Underwater acoustics entails the development and employment of acoustical methods to image underwater features, to communicate information via the oceanic waveguide or to measure oceanic properties. In its most fundamental sense, modeling is a method for organizing knowledge accumulated through observation or deduced from underlying principles. Simulation refers to a method for implementing a model over time.
Historically, sonar technologists initiated the development of underwater acoustic modeling to improve sonar system design and evaluation efforts, principally in support of naval operations. Moreover, these models were used to train sonar operators, assess fleet requirements, predict sonar performance and develop new tactics.
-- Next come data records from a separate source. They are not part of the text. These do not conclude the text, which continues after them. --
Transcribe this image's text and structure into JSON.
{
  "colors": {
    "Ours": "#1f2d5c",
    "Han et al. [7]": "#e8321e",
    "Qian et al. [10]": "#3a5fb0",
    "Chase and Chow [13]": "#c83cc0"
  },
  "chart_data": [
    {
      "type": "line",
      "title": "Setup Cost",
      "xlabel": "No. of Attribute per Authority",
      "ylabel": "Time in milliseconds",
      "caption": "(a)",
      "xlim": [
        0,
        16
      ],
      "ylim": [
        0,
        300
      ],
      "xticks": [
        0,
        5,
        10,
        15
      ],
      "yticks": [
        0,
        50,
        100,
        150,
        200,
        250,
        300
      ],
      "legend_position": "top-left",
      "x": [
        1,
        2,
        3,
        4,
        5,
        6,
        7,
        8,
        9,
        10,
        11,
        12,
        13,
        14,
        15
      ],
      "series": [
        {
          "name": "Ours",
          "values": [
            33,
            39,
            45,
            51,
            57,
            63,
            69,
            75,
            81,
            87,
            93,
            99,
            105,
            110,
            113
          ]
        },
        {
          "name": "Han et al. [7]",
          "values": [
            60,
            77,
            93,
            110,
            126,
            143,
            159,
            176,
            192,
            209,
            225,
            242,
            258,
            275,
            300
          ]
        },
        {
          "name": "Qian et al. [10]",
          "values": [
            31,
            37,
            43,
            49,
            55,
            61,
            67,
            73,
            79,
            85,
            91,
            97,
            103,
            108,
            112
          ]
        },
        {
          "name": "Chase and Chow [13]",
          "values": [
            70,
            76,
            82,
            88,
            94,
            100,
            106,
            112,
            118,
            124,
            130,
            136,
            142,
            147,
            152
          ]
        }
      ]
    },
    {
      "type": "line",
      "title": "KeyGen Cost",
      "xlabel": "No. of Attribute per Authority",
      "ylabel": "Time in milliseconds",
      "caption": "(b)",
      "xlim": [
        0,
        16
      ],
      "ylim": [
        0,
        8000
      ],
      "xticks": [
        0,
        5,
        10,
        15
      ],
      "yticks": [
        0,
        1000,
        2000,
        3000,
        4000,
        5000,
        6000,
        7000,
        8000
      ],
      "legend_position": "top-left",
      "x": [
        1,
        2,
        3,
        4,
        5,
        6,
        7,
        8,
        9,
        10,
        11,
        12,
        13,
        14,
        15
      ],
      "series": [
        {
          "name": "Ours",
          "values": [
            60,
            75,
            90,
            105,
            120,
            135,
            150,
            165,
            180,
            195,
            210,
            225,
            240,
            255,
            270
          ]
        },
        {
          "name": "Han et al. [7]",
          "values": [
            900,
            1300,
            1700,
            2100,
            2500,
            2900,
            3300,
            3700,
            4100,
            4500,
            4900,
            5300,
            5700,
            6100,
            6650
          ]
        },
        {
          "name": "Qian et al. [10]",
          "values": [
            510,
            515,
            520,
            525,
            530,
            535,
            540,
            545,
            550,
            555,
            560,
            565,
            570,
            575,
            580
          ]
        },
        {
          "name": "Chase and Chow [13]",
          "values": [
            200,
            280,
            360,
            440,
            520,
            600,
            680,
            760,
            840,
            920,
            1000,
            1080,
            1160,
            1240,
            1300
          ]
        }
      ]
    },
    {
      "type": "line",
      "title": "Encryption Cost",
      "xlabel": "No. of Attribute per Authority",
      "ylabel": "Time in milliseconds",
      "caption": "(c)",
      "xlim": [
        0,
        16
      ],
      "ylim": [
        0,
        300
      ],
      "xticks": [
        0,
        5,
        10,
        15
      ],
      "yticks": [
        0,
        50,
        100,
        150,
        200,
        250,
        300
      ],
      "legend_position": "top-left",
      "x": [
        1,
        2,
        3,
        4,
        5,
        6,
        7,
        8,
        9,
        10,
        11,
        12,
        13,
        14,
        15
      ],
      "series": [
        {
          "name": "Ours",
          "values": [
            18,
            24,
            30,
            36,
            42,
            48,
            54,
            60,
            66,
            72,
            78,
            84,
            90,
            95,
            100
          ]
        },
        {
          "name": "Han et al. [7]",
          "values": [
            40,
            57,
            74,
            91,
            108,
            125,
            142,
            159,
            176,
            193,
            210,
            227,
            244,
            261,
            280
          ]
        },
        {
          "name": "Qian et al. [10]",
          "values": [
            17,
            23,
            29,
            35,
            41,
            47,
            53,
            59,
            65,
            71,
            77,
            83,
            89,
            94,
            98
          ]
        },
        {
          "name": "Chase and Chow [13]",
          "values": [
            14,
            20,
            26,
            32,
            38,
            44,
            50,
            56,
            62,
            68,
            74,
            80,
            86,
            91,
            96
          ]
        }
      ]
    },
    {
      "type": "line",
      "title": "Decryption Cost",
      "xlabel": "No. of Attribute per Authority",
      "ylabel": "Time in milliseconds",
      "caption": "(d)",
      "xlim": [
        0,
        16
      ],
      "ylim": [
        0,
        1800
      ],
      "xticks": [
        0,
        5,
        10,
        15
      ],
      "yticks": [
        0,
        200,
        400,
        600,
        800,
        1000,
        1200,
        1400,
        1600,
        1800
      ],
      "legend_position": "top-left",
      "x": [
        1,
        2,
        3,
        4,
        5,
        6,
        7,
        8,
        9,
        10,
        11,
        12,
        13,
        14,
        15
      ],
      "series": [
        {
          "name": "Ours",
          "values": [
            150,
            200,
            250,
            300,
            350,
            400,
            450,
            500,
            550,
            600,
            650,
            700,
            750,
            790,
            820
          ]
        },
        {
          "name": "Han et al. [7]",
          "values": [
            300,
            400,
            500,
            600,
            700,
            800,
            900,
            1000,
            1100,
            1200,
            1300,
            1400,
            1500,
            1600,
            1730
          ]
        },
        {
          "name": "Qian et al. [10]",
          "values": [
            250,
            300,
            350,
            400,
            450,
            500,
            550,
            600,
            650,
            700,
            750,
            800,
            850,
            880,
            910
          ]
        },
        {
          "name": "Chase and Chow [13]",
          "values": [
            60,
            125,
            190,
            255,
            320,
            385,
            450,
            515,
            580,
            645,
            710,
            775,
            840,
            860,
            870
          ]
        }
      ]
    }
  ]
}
Despite the restrictiveness of military security, an extensive body of relevant research accumulated in the open literature, and much of this literature addressed the development and refinement of numerical codes that modeled the ocean as an acoustic medium. This situation stimulated the formation of a new sub-discipline known as computational ocean acoustics. Representative developments in computational ocean acoustics have been documented by Merklinger (1987), Lee et al. (1990a-c, 1993) and Lau et al. (1993).
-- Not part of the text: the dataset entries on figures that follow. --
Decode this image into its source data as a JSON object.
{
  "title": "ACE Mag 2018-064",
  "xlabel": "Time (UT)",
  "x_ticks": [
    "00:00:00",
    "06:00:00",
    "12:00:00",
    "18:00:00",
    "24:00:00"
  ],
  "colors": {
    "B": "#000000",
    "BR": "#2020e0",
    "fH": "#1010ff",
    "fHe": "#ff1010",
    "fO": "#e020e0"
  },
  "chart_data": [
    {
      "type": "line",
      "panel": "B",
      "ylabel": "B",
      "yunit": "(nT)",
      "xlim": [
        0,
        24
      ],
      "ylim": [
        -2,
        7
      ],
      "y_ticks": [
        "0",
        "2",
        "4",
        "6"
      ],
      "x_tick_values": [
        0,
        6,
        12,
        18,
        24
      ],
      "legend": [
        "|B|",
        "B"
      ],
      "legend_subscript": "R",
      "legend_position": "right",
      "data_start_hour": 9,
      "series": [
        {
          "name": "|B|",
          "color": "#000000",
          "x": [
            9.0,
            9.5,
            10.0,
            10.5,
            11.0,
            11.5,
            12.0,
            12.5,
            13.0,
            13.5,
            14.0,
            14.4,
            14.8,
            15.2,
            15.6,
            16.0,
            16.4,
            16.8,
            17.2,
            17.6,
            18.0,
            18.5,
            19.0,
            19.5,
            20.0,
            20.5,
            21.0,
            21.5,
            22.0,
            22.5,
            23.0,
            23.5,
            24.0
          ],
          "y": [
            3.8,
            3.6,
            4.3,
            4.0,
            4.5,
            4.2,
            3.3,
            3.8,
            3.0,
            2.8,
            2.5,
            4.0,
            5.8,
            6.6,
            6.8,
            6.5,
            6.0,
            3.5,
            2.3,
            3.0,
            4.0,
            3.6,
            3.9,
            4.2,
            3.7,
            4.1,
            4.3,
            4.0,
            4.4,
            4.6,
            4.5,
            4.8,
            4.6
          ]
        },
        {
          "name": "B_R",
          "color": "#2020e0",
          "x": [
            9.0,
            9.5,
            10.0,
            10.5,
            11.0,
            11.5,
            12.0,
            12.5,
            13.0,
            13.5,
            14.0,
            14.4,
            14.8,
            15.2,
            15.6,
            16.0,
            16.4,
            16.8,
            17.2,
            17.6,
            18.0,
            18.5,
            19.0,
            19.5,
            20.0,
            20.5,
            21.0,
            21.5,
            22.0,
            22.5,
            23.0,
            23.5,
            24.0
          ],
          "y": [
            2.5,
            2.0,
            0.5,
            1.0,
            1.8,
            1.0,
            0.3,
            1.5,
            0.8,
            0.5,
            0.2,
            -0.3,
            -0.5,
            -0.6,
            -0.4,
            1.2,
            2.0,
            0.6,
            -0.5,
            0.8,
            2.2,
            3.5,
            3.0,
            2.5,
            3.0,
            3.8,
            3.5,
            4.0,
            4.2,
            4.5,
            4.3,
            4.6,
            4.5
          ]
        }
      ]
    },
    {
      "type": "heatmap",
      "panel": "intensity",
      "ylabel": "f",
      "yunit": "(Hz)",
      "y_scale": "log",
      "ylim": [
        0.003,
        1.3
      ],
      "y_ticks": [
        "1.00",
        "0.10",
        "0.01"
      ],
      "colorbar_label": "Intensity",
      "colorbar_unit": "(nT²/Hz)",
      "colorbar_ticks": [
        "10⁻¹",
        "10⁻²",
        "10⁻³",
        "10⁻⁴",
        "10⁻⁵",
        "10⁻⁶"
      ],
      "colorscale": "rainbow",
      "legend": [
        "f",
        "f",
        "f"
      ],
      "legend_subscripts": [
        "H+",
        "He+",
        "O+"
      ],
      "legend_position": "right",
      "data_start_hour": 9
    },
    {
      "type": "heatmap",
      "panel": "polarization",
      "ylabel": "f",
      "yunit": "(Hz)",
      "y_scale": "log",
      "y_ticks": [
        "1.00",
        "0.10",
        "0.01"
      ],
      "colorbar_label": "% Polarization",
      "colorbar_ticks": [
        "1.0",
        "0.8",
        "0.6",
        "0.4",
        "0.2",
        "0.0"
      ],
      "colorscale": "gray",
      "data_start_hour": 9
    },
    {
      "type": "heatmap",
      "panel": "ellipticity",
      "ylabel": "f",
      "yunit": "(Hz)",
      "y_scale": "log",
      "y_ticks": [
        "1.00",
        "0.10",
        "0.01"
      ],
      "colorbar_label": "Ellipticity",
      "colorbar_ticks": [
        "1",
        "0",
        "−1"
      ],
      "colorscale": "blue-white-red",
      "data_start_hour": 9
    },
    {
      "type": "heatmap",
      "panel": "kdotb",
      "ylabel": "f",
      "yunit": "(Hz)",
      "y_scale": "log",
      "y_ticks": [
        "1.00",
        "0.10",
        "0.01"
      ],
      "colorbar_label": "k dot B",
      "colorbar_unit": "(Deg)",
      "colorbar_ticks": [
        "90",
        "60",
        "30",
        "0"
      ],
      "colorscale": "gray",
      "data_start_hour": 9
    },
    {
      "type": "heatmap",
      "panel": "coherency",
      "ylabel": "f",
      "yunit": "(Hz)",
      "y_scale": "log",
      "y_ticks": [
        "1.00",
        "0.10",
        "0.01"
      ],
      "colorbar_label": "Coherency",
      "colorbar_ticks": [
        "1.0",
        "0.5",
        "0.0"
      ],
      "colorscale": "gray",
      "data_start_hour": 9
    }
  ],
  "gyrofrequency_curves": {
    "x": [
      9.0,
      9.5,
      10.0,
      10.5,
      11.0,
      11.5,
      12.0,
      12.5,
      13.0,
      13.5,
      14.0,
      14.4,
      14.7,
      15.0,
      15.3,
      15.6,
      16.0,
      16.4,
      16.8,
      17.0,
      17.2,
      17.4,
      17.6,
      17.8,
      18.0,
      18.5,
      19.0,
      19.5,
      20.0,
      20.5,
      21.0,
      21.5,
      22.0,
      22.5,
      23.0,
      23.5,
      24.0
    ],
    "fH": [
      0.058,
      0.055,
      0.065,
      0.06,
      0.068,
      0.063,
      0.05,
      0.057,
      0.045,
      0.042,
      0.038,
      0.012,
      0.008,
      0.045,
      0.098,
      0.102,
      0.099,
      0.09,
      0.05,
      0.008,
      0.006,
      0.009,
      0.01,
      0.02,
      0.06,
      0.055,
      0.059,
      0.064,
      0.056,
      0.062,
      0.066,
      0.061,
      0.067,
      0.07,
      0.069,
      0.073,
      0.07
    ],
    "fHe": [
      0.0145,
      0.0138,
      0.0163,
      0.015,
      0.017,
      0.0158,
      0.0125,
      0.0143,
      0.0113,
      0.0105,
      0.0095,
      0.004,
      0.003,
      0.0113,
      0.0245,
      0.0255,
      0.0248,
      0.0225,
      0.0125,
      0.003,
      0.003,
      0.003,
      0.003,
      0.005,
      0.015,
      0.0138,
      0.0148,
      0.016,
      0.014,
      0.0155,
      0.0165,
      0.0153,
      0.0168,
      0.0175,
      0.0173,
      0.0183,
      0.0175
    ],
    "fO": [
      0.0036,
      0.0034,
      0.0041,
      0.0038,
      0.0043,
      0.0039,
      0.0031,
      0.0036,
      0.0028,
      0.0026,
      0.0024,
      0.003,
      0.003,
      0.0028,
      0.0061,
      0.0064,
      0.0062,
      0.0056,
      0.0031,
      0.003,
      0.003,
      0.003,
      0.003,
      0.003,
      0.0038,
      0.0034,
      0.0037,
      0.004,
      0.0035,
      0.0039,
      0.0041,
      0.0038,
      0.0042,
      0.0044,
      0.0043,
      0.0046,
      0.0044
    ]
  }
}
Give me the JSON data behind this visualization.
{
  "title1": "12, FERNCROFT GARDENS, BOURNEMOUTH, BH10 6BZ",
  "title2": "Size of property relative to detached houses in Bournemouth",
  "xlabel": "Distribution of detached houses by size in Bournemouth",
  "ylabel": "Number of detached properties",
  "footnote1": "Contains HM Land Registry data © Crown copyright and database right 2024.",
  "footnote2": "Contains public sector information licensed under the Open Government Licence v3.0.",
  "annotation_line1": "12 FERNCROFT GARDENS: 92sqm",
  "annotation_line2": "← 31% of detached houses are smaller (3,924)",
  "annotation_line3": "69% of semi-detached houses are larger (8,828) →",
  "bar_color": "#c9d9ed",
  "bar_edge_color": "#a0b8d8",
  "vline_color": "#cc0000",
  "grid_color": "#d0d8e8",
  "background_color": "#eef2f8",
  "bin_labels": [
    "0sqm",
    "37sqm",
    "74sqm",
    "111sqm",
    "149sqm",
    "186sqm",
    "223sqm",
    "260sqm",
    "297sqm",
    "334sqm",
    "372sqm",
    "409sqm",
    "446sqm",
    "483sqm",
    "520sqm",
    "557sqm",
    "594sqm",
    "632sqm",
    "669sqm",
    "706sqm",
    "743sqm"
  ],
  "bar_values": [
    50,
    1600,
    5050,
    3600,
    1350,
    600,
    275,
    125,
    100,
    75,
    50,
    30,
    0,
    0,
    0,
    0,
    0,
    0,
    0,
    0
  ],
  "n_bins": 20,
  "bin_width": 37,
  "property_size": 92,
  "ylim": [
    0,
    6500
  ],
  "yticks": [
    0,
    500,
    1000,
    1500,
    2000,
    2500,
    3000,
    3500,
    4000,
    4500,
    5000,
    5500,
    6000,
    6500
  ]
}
As these modeling technologies matured and migrated into the public domain, the private industry was able to apply many aspects of this pioneering work. Subsequently, there has been much cross-fertilization between the geophysical-exploration and the sonar-technology fields as the operating frequencies of both fields began to converge. Recently, acoustical oceano-graphers have employed underwater acoustic models as adjunct tools for inverse-sensing techniques (see Section 1.6) that can be used to obtain synoptic portraitures of large ocean areas or to monitor long-term variations in the ocean.
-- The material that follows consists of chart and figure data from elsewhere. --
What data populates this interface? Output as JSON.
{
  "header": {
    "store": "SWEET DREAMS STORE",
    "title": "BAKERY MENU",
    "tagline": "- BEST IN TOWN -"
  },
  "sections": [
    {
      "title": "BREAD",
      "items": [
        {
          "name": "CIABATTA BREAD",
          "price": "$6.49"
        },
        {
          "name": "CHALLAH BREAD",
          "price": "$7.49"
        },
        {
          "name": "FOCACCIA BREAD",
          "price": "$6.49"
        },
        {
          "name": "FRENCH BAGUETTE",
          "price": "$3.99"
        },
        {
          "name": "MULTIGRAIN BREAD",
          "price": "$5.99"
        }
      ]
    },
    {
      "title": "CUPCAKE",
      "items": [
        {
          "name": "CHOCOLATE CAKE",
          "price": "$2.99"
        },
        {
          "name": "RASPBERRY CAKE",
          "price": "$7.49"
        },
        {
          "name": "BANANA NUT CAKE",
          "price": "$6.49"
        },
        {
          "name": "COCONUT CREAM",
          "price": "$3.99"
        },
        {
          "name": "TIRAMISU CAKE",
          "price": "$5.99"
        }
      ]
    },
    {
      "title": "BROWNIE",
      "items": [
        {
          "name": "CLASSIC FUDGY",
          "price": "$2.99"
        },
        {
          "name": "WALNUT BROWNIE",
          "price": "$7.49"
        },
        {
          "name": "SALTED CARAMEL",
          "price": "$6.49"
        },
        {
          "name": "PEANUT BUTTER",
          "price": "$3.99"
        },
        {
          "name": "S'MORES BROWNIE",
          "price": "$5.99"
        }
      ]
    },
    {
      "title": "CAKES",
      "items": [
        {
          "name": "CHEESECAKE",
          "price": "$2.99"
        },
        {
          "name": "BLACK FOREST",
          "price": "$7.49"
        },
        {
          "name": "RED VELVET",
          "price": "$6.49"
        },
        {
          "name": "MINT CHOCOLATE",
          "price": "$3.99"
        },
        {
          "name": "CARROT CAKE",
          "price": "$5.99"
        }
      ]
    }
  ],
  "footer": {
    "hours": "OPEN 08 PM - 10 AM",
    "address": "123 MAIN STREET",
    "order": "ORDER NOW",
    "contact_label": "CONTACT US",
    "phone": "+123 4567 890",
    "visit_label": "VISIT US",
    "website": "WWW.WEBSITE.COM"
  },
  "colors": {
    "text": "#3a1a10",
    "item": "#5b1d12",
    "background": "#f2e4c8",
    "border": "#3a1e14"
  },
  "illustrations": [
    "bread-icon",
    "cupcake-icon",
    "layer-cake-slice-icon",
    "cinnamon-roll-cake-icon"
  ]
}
Underwater acoustic models are now routinely used to forecast acoustic conditions for planning at-sea experiments, designing optimized sonar systems and predicting sonar performance at sea. Modeling has become the chief mechanism by which researchers and analysts can simulate sonar performance under laboratory conditions. Modeling provides an efficient means by which to parametrically investigate the performance of hypothetical sonar designs under varied environmental conditions as well as to estimate the performance of existing sonars in different ocean areas and seasons.